2016 is drawing to a close and not a few people are likely to hope that 2017 will be more positive in many ways. Which is understandable, because 2016 was probably one of the most eventful years since the turn of the millennium. But when things went haywire on the global political scene, there were certainly positive developments in small everyday areas of life, which had a direct or indirect impact on the consumer. One of these developments was the European Central Bank’s policy of low interest rates, which was responsible for ensuring that lending was cheapest than ever. Those who applied for a loan from their house bank in 2016 received a federally average interest rate of around 6.15% per annum. A value that has steadily declined since 2011 and marks the previous low in lending rates.
For the first time 0 percent loans in 2016
But it was even cheaper than the aforementioned interest rate of 6.15% per annum for a loan. For the first time, loans were offered with hitherto considered impossible 0.00% interest. Although these loans were limited in time and also limited in terms of the loan amount, they nevertheless marked a kind of milestone in German credit history. Again, the reason for this 0 percent loan was with the European Central Bank. Because in March 2016, the ECB decided to reduce the so-called interest rate on loans to 0 percent. This was intended to make it easier for banks in Europe to lend and, as a result, stimulate the economy in European countries. As a result, financial institutions were able to lend money for free from this point on – at an interest rate of just 0 percent.

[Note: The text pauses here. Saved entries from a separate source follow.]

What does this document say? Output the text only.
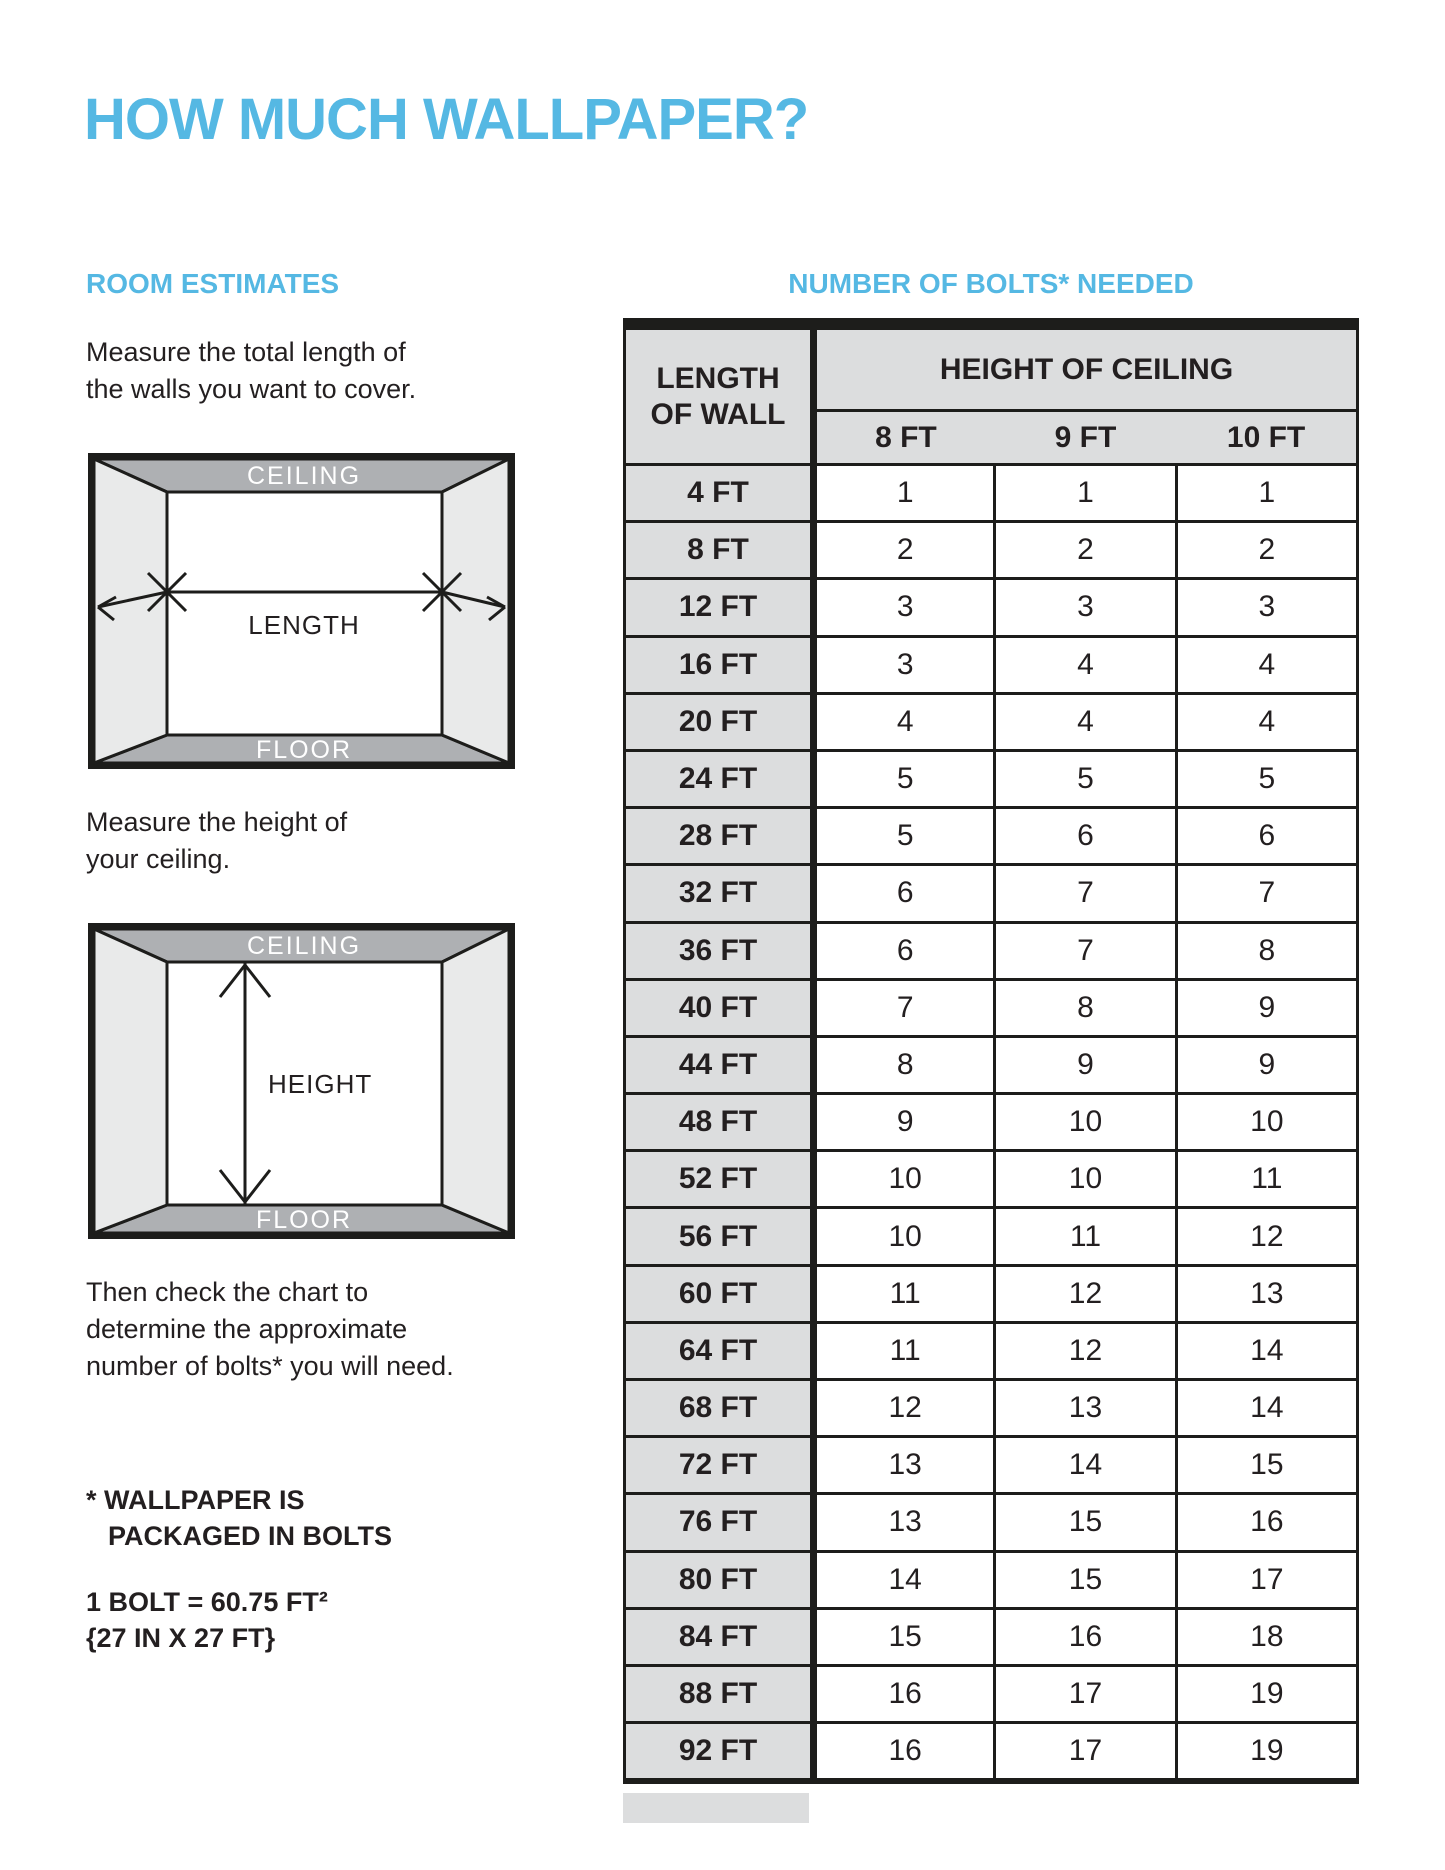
HOW MUCH WALLPAPER?
ROOM ESTIMATES
Measure the total length of
the walls you want to cover.
CEILING
FLOOR
LENGTH
Measure the height of
your ceiling.
CEILING
FLOOR
HEIGHT
Then check the chart to
determine the approximate
number of bolts* you will need.
* WALLPAPER IS
PACKAGED IN BOLTS
1 BOLT = 60.75 FT²
{27 IN X 27 FT}
NUMBER OF BOLTS* NEEDED
LENGTH
OF WALL	HEIGHT OF CEILING		
	8 FT	9 FT	10 FT
4 FT	1	1	1
8 FT	2	2	2
12 FT	3	3	3
16 FT	3	4	4
20 FT	4	4	4
24 FT	5	5	5
28 FT	5	6	6
32 FT	6	7	7
36 FT	6	7	8
40 FT	7	8	9
44 FT	8	9	9
48 FT	9	10	10
52 FT	10	10	11
56 FT	10	11	12
60 FT	11	12	13
64 FT	11	12	14
68 FT	12	13	14
72 FT	13	14	15
76 FT	13	15	16
80 FT	14	15	17
84 FT	15	16	18
88 FT	16	17	19
92 FT	16	17	19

Consumers benefited from ECB credit decision
In order for consumers to feel the positive effect of the ECB loan decision directly, banks were instructed to pass on the low interest rates to their customers without delay. If one looks at the interest rate development on a month-by-month basis for 2016, a clear downward trend can be recognized here. Anyone who currently launches a loan request at one of the major comparison portals receives a large number of loan offers, which generally run at an interest rate between 1.95% and 4.5% interest per annum. This still gives rise to an interest charge on a loan that, according to the ECB, should not exist in this way. Nevertheless, as of 2015, interest rates have fallen significantly. As a supervisory authority, BaFin is currently examining the extent to which banks have complied with the ECB’s requirement to pass on the zero interest rate regulation to its customers. First results of that evaluation are expected in early 2017.